From 1842 to 1881 the succession of pastors has been as follows:--
        Rev. A. F. SELLECK...................1842
        Rev. D. C. BENJAMIN...............1845-46
        Rev. Denton KEELER................1847-48
        Rev. J. KEYS.........................1849
        Rev. J. L. DICKERSON..............1850-51
        Rev. J. N. ROBINSON..................1852
        Rev. A. N. MULNIX....................1853
        Rev. A. H. FERGUSON...............1854-55
        Rev. W. G. BROWNING...............1856-57
        Rev. A. E. GALLAHUE...............1858-59
        Rev. W. E. CLARKE....................1860
        Rev. Thomas EDWARDS...............1861-62
        Rev. T. B. ANDREWS................1863-64
        Rev. Philip GERMOND...............1865-67
        Rev. Robert HUNT..................1868-70
        Rev. Aaron COONS..................1871-72
        Rev. Marvin R. LENT...............1873-75
        Rev. Wm. A. MACKAY................1876-78
        Rev. James H. MICHELL.............1879-81
        

THE WAR OF THE REBELLION

No complete record was made of the men who served from this town in the late war. The following list was gleaned partly from official and partly from private sources, and is manifestly incomplete. We give it, however, as it was given us, to preserve at least a few names of those who fought for their country in that eventful struggle.

91st Regt. N. Y. S. Vols. Enlistments of 1861; Co. E.--John MCGINNIS; Thomas O'HARAN, died in the service in 1865; John TAYLOR, died in the service in 1863; Henry F. BENEDICT, died in 1866; Michael FARLIN, Co. H., died in 1862; Jeremiah PRICE; Perry KNICKERBACKER, (Enlisted in 1864), and Michael ROWE, (Michael ROWE was a Corporal. He is now a landlord in Millerton.)

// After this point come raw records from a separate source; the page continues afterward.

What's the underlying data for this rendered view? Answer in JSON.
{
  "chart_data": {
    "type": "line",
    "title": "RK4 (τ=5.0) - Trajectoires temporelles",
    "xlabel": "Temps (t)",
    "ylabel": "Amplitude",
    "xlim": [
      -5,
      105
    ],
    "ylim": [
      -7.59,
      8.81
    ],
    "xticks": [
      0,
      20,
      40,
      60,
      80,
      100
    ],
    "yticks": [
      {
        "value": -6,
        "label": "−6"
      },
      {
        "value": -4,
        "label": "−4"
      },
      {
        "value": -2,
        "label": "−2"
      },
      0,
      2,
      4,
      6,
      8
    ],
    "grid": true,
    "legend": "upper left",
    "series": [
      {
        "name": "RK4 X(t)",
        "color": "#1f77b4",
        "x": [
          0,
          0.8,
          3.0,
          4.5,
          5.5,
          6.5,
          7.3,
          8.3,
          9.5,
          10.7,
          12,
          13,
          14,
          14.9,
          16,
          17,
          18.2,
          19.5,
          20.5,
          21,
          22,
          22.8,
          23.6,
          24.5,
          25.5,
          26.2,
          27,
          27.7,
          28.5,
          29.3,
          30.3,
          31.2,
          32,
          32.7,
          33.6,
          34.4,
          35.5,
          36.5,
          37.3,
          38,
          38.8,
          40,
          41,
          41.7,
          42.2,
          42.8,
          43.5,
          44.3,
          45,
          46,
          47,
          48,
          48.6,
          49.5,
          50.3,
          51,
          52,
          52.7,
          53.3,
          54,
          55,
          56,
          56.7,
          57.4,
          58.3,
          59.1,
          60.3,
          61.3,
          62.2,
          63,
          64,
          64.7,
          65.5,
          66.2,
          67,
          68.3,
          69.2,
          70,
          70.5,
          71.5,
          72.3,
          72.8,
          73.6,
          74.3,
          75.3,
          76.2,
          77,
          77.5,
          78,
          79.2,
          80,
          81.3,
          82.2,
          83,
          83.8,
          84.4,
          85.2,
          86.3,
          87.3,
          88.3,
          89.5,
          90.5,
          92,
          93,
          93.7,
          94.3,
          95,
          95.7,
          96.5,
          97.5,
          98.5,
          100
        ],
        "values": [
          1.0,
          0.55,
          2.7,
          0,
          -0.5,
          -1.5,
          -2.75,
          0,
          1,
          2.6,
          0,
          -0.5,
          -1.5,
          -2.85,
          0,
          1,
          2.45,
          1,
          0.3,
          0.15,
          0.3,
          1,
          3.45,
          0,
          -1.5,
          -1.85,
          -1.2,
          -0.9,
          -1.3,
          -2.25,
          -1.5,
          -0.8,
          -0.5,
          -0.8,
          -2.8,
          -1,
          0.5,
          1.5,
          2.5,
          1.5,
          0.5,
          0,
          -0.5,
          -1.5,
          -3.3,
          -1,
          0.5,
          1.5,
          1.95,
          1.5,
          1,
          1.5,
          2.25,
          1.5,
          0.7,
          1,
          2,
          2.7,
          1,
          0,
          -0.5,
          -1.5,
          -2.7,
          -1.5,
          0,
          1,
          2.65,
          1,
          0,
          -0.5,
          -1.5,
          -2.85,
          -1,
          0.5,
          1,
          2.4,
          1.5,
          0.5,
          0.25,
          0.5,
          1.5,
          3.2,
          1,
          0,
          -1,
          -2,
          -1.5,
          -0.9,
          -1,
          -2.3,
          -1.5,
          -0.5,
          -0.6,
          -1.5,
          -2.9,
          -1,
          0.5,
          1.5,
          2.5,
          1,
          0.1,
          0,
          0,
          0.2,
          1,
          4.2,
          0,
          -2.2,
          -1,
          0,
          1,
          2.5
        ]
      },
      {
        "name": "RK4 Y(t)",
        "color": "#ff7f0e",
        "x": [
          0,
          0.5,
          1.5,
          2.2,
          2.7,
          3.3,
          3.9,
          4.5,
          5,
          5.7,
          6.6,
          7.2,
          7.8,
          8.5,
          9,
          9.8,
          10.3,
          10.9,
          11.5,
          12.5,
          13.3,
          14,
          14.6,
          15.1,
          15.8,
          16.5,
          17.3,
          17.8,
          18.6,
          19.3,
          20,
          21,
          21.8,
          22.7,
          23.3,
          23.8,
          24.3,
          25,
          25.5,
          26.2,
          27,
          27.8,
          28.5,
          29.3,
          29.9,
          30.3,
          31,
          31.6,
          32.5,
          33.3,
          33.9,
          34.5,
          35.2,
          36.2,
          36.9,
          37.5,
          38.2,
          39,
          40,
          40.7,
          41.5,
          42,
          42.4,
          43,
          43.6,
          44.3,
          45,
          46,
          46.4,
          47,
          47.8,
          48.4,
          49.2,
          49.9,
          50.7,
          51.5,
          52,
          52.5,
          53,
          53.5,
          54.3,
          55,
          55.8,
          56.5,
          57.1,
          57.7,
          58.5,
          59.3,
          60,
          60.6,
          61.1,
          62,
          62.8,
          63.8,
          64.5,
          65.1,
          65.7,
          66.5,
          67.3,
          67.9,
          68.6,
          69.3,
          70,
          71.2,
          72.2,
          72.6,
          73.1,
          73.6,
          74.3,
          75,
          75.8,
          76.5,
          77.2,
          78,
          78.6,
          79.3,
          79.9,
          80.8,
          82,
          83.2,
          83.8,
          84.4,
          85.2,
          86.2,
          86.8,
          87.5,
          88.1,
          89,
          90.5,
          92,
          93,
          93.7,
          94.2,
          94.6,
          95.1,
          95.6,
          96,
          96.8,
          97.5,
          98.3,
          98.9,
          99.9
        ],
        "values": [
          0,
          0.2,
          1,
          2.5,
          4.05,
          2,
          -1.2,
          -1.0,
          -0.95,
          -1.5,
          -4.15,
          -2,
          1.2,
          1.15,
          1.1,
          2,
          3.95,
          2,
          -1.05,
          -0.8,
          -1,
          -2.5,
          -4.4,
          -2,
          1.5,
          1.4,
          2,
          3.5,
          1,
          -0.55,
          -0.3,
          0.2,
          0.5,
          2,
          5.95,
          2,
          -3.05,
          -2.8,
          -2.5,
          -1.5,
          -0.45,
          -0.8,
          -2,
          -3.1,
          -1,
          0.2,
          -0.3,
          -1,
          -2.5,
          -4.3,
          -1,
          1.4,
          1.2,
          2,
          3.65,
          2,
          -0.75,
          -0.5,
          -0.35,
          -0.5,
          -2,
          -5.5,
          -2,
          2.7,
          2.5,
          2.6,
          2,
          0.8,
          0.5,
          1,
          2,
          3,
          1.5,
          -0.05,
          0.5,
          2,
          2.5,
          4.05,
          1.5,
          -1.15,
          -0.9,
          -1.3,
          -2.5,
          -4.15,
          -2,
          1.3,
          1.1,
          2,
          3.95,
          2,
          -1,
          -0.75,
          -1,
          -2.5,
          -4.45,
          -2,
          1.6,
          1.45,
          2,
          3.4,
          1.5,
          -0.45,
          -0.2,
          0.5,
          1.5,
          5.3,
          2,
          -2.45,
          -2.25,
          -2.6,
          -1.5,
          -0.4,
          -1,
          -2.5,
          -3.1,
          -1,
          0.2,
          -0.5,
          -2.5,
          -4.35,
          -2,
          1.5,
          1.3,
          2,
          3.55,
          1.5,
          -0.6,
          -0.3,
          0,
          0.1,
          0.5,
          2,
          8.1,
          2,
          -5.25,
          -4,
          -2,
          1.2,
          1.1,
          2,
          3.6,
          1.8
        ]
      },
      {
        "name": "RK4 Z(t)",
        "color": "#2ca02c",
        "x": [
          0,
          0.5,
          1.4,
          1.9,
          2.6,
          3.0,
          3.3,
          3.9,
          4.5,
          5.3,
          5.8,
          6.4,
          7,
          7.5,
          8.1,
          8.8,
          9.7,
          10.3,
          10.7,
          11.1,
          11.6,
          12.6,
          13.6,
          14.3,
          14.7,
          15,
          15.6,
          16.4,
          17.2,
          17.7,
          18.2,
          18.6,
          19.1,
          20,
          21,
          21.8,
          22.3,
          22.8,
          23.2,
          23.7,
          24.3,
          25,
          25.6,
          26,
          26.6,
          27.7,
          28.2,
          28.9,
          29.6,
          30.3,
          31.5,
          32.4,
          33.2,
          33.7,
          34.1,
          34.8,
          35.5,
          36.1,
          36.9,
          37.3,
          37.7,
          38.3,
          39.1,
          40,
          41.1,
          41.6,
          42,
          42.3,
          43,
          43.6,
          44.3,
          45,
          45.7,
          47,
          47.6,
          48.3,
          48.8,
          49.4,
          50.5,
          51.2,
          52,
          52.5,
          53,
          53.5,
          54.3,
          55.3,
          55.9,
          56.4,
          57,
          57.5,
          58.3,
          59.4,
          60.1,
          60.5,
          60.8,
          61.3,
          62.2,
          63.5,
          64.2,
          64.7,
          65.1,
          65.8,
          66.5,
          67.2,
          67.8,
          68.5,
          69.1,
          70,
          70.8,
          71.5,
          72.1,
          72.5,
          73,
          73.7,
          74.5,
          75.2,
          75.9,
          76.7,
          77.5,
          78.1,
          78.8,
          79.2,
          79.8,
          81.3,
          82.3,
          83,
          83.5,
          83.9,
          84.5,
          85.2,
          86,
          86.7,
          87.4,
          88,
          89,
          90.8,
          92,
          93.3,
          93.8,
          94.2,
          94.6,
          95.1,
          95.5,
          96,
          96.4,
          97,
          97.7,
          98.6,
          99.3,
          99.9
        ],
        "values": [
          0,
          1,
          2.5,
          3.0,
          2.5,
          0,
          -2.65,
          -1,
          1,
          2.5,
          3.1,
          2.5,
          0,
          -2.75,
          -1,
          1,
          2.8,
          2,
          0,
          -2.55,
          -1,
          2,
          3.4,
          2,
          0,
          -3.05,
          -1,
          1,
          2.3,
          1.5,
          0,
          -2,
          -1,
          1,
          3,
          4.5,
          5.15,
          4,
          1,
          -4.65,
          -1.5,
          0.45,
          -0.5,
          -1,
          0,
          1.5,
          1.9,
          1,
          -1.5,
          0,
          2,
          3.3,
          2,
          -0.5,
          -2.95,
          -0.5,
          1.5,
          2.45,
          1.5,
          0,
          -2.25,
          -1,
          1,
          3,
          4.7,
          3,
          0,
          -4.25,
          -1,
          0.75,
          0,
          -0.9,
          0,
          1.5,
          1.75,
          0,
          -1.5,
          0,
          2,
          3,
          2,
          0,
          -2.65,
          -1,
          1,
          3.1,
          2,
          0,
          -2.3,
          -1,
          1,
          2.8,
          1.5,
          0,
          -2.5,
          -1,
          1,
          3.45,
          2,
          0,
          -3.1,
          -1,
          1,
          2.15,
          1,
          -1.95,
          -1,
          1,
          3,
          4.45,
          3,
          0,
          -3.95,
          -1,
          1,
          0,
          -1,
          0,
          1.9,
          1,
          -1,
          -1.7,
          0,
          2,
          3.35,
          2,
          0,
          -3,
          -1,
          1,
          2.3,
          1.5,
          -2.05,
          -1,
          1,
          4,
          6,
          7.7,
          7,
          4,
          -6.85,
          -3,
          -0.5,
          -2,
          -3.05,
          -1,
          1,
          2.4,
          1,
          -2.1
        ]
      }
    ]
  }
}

128th Regiment, Co. B.--William E. HAMILTON, (Corporal,) William H. SPIELMAN, Edward CAIRN, Michael SULLIVAN, James CAMPBELL, L. VAN ALSTYNE, Leonard LOUCKS, Charles H. FERRIS, George BISHOP, Jacob BURCH, John R. WOODEN, Walter H. LOUCKS and William PALMER.

Co. F.--Theodore V. SMITH, Theodore SIMPSON and Patrick CONNERS.

Company unknown.--George S. DRAKE, E. KNICKERBACKER, Seneca H. MARKS, George M. LUBAN, William PARKER, George STOREY, John C. THORNE, (Died in Pine Plains in 1865.) Edgar J. CRAINE, Jacob COON and Walter FISH.

150th Regiment, Co. D., (This company was mustered into the service October 11, 1862, and was mustered out June 8, 1865.)--Theodore TEMPLETON, Corporal; Francis [or Frank] WOOD, Corporal.

Irving E. AYRES, James DELANCY, Sanford EGGLESTON, Charles E. FRENCH, Henry MAYHEW, William H. MYERS (Died about 1866.), Joseph MCGHEE, John MCLAUGHLIN, John MAYHEW, William W. PALMER, Lewis REED, George M. SCRIBNER, Charles H. SCRIBNER, George N. BIRCH, (The following were transferred to other regiments and the Veteran Reserve Corps.) Martin C. PALMER, George COOK, James E. MYERS, Patrick MCCUNE, George REED and Freeman THURSTON died in the service.

Company unknown.--George BRUSIE, Edward FRENCH, Theodore H. MYERS, M. C. PALMER, Robert W. PHELPS, Chauncey PHELPS, J. C. SMITH (Now a dentist in Washington, D. C.), George F. WILSON, Phoenix BOCKEE (Assistant in Q. M. Department.), Daniel BISHOP, Peter MELIUS and George T. WILSON.

Scattering.--M. WOODIN, 47th Regiment; John WOODEN, 5th Conn. Regiment; David KILLMER, 9th CONN. Regiment; Samuel REED, First N. Y. Mounted Rifles; Horace GILBERT, 16th Artillery; John LINDSEY (Died about 1879.), 20th Battalion.

Regiments unknown.--Henry SMITH (Dead.), John SWART, Chandler C. DRESSER, Levi VAN WAGNER, H. S. NEWCOMB, W. E. OSTRAM, Francis FRANK, Joseph FRANK, T. J. GILBERT, Ira MARSHALL, Cornelius MORRIS, John H. FULLER and Sidney PRATT.